Le coeur du débat était de faire un constat soit de renforcement du capitalisme dans les années 90 soit de son affaiblissement sous le poids de ses propres contradictions en combinaison avec une remontée de la lutte sociale. Presque tous étaient d’accord pour faire un constat de renforcement du capitalisme jusqu’à la fin de 1995. Plusieurs invoquaient d’ailleurs l’atmosphère lugubre du dernier congrès mondial qui s’était tenu juste avant la riposte française de novembre-décembre 95.
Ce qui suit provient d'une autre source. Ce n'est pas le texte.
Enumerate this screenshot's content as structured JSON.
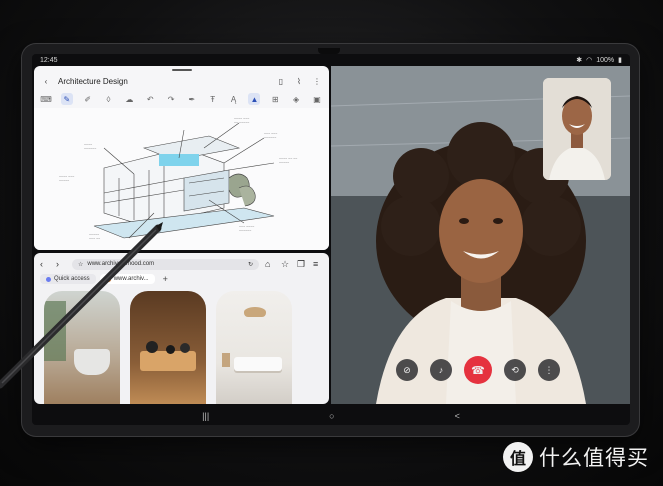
{
  "status_bar": {
    "time": "12:45",
    "battery": "100%"
  },
  "notes": {
    "title": "Architecture Design",
    "header_icons": [
      "book-icon",
      "paperclip-icon",
      "more-vert-icon"
    ],
    "toolbar": [
      "keyboard-icon",
      "pen-icon",
      "highlighter-icon",
      "eraser-icon",
      "lasso-icon",
      "undo-icon",
      "redo-icon",
      "pen-settings-icon",
      "text-format-icon",
      "text-icon",
      "shape-icon",
      "insert-icon",
      "shapes-icon",
      "more-icon"
    ]
  },
  "browser": {
    "url": "www.archiveofmood.com",
    "tabs": [
      {
        "label": "Quick access"
      },
      {
        "label": "www.archiv..."
      }
    ],
    "new_tab": "+"
  },
  "call": {
    "controls": [
      "video-off-icon",
      "mic-off-icon",
      "end-call-icon",
      "switch-camera-icon",
      "more-vert-icon"
    ],
    "colors": {
      "end_call": "#e5323f"
    }
  },
  "watermark": {
    "glyph": "值",
    "text": "什么值得买"
  },
  "nav": {
    "recents": "|||",
    "home": "○",
    "back": "<"
  }
}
Cependant, certains invoquaient la chute de l’URSS (1989-1991) et de son glacis comme un événement stratégiquement positif pour le prolétariat, ce qui ferait de la décennie 90 une décennie tout à fait différente de la décennie 80 qui fut certainement une décennie de renforcement du capitalisme culminant avec la chute du Mur de Berlin. Avec le rapporteur (Livio Maïtan), la plupart semblait penser que si ça le sera à terme, la conjoncture dans laquelle cette chute s’est produite a plutôt davantage renforcé le capitalisme. Plusieurs de rappeler la signification des ambiguïtés de Solidarsnoc comme point tournant annonciateur que l’implosion du système soviétique allait bénéficier au capitalisme.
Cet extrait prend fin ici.